Canadian gets $2.1M to study why chemotherapy is so hard on the heart


Gopinath Sutendra, who has been awarded the Chair in Cardio-Oncology for Alberta Innovates, says the grant “allows me to dive into top-tier research.” (Submitted)

A health scientist who grew up in the N.W.T. has been awarded a $2.1-million grant to research why some chemotherapies lead to heart failure.

Gopinath Sutendra is going to look at chemotherapy drugs under the microscope and study their exact molecular pathways. He wants to see how something that can help fight cancer can also cause so much damage to the heart.

“A lot of cancer therapies are beneficial against the tumour, but a subset of these have to be discontinued in patients because (people) go on to develop heart failure and we don’t know why,” said Sutendra, who has also been awarded Chair of Cardio-Oncology for Alberta Innovates.

According to Statistics Canada, 40,000 people die of cardiac arrest in Canada every year. That’s one person every 13 minutes.

Sutendra says the grant allows him to dive into his “top-tier research” right away, rather than waiting to establish funding and then starting the research months down the road.

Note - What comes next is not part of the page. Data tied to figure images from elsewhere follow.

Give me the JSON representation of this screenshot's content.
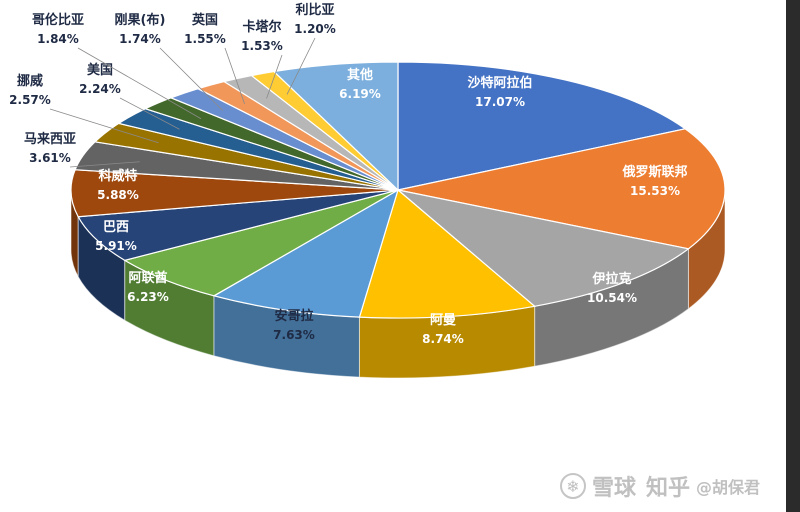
{
  "chart_data": {
    "type": "pie",
    "style": "3d-exploded",
    "title": "",
    "start": "top, clockwise",
    "slices": [
      {
        "name": "沙特阿拉伯",
        "pct_label": "17.07%",
        "value": 17.07,
        "color": "#4472C4",
        "label_color": "#ffffff"
      },
      {
        "name": "俄罗斯联邦",
        "pct_label": "15.53%",
        "value": 15.53,
        "color": "#ED7D31",
        "label_color": "#ffffff"
      },
      {
        "name": "伊拉克",
        "pct_label": "10.54%",
        "value": 10.54,
        "color": "#A5A5A5",
        "label_color": "#ffffff"
      },
      {
        "name": "阿曼",
        "pct_label": "8.74%",
        "value": 8.74,
        "color": "#FFC000",
        "label_color": "#ffffff"
      },
      {
        "name": "安哥拉",
        "pct_label": "7.63%",
        "value": 7.63,
        "color": "#5B9BD5",
        "label_color": "#1f2a44"
      },
      {
        "name": "阿联酋",
        "pct_label": "6.23%",
        "value": 6.23,
        "color": "#70AD47",
        "label_color": "#ffffff"
      },
      {
        "name": "巴西",
        "pct_label": "5.91%",
        "value": 5.91,
        "color": "#264478",
        "label_color": "#ffffff"
      },
      {
        "name": "科威特",
        "pct_label": "5.88%",
        "value": 5.88,
        "color": "#9E480E",
        "label_color": "#ffffff"
      },
      {
        "name": "马来西亚",
        "pct_label": "3.61%",
        "value": 3.61,
        "color": "#636363",
        "label_color": "#1f2a44"
      },
      {
        "name": "挪威",
        "pct_label": "2.57%",
        "value": 2.57,
        "color": "#997300",
        "label_color": "#1f2a44"
      },
      {
        "name": "美国",
        "pct_label": "2.24%",
        "value": 2.24,
        "color": "#255E91",
        "label_color": "#1f2a44"
      },
      {
        "name": "哥伦比亚",
        "pct_label": "1.84%",
        "value": 1.84,
        "color": "#43682B",
        "label_color": "#1f2a44"
      },
      {
        "name": "刚果(布)",
        "pct_label": "1.74%",
        "value": 1.74,
        "color": "#698ED0",
        "label_color": "#1f2a44"
      },
      {
        "name": "英国",
        "pct_label": "1.55%",
        "value": 1.55,
        "color": "#F1975A",
        "label_color": "#1f2a44"
      },
      {
        "name": "卡塔尔",
        "pct_label": "1.53%",
        "value": 1.53,
        "color": "#B7B7B7",
        "label_color": "#1f2a44"
      },
      {
        "name": "利比亚",
        "pct_label": "1.20%",
        "value": 1.2,
        "color": "#FFCD33",
        "label_color": "#1f2a44"
      },
      {
        "name": "其他",
        "pct_label": "6.19%",
        "value": 6.19,
        "color": "#7CAFDD",
        "label_color": "#ffffff"
      }
    ]
  },
  "watermark": {
    "icon": "snowball-icon",
    "site": "雪球",
    "zhihu": "知乎",
    "handle": "@胡保君"
  }
}
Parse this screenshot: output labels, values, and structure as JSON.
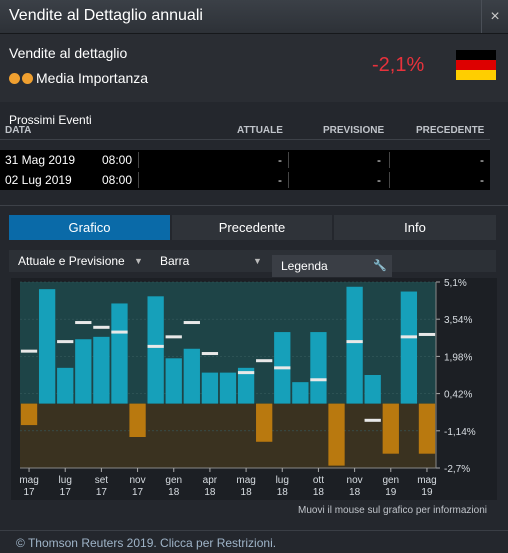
{
  "window": {
    "title": "Vendite al Dettaglio annuali",
    "close_label": "×"
  },
  "indicator": {
    "name": "Vendite al dettaglio",
    "importance_label": "Media Importanza",
    "value": "-2,1%",
    "value_color": "#e8323c",
    "country_flag": "germany-flag-icon",
    "flag_colors": [
      "#000000",
      "#dd0000",
      "#ffce00"
    ]
  },
  "events": {
    "title": "Prossimi Eventi",
    "columns": [
      "DATA",
      "ATTUALE",
      "PREVISIONE",
      "PRECEDENTE"
    ],
    "rows": [
      {
        "date": "31 Mag 2019",
        "time": "08:00",
        "actual": "-",
        "forecast": "-",
        "previous": "-"
      },
      {
        "date": "02 Lug 2019",
        "time": "08:00",
        "actual": "-",
        "forecast": "-",
        "previous": "-"
      }
    ]
  },
  "tabs": [
    {
      "label": "Grafico",
      "active": true
    },
    {
      "label": "Precedente",
      "active": false
    },
    {
      "label": "Info",
      "active": false
    }
  ],
  "controls": {
    "series_select": "Attuale e Previsione",
    "type_select": "Barra",
    "legend_button": "Legenda"
  },
  "chart_data": {
    "type": "bar",
    "ylim": [
      -2.7,
      5.1
    ],
    "y_ticks": [
      "5,1%",
      "3,54%",
      "1,98%",
      "0,42%",
      "-1,14%",
      "-2,7%"
    ],
    "y_tick_values": [
      5.1,
      3.54,
      1.98,
      0.42,
      -1.14,
      -2.7
    ],
    "x_tick_labels": [
      {
        "index": 0,
        "month": "mag",
        "year": "17"
      },
      {
        "index": 2,
        "month": "lug",
        "year": "17"
      },
      {
        "index": 4,
        "month": "set",
        "year": "17"
      },
      {
        "index": 6,
        "month": "nov",
        "year": "17"
      },
      {
        "index": 8,
        "month": "gen",
        "year": "18"
      },
      {
        "index": 10,
        "month": "apr",
        "year": "18"
      },
      {
        "index": 12,
        "month": "mag",
        "year": "18"
      },
      {
        "index": 14,
        "month": "lug",
        "year": "18"
      },
      {
        "index": 16,
        "month": "ott",
        "year": "18"
      },
      {
        "index": 18,
        "month": "nov",
        "year": "18"
      },
      {
        "index": 20,
        "month": "gen",
        "year": "19"
      },
      {
        "index": 22,
        "month": "mag",
        "year": "19"
      }
    ],
    "series": [
      {
        "name": "Attuale",
        "values": [
          -0.9,
          4.8,
          1.5,
          2.7,
          2.8,
          4.2,
          -1.4,
          4.5,
          1.9,
          2.3,
          1.3,
          1.3,
          1.5,
          -1.6,
          3.0,
          0.9,
          3.0,
          -2.6,
          4.9,
          1.2,
          -2.1,
          4.7,
          -2.1
        ],
        "color_positive": "#16a0ba",
        "color_negative": "#b9790f"
      },
      {
        "name": "Previsione",
        "values": [
          2.2,
          null,
          2.6,
          3.4,
          3.2,
          3.0,
          null,
          2.4,
          2.8,
          3.4,
          2.1,
          null,
          1.3,
          1.8,
          1.5,
          null,
          1.0,
          null,
          2.6,
          -0.7,
          null,
          2.8,
          2.9
        ],
        "color": "#e8e8e8"
      }
    ],
    "colors": {
      "plot_bg_positive": "#1e4447",
      "plot_bg_negative": "#3a3220"
    }
  },
  "chart_note": "Muovi il mouse sul grafico per informazioni",
  "footer": {
    "copyright": "© Thomson Reuters 2019. Clicca per Restrizioni."
  }
}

He wants his research to not only find a way to protect the heart, but also improve the effects some chemo drugs have on tumours.

‘Appreciating science’

Sutendra recalls his high school chemistry teacher Miss Ryan, who helped him appreciate the practicality of science.

After graduating from St. Patrick’s High School in Yellowknife, Sutendra went on to study biochemistry. He got his PhD in cardiovascular medicine, wanting to become more “clinically relevant.”

Sutendra says going to school in the North didn’t restrict his learning at all.

“Sometimes we feel we’re not as educated or our systems maybe aren’t as good as those in the southern provinces, but they are. They’re really good,” Sutendra said.

‘A close, connected place’

Sutendra says even though he’s not living in the North now, it’s still important to him. 

His parents moved from Sri Lanka to Canada in 1981, eventually settling in Inuvik, N.W.T.,  and then in Yellowknife. 

“We just loved the closeness to nature [in the N.W.T.,] the close-knit communities, and so we just had a great experience.”

Sutendra’s parents still live in Yellowknife and he brings his children up at least once a year.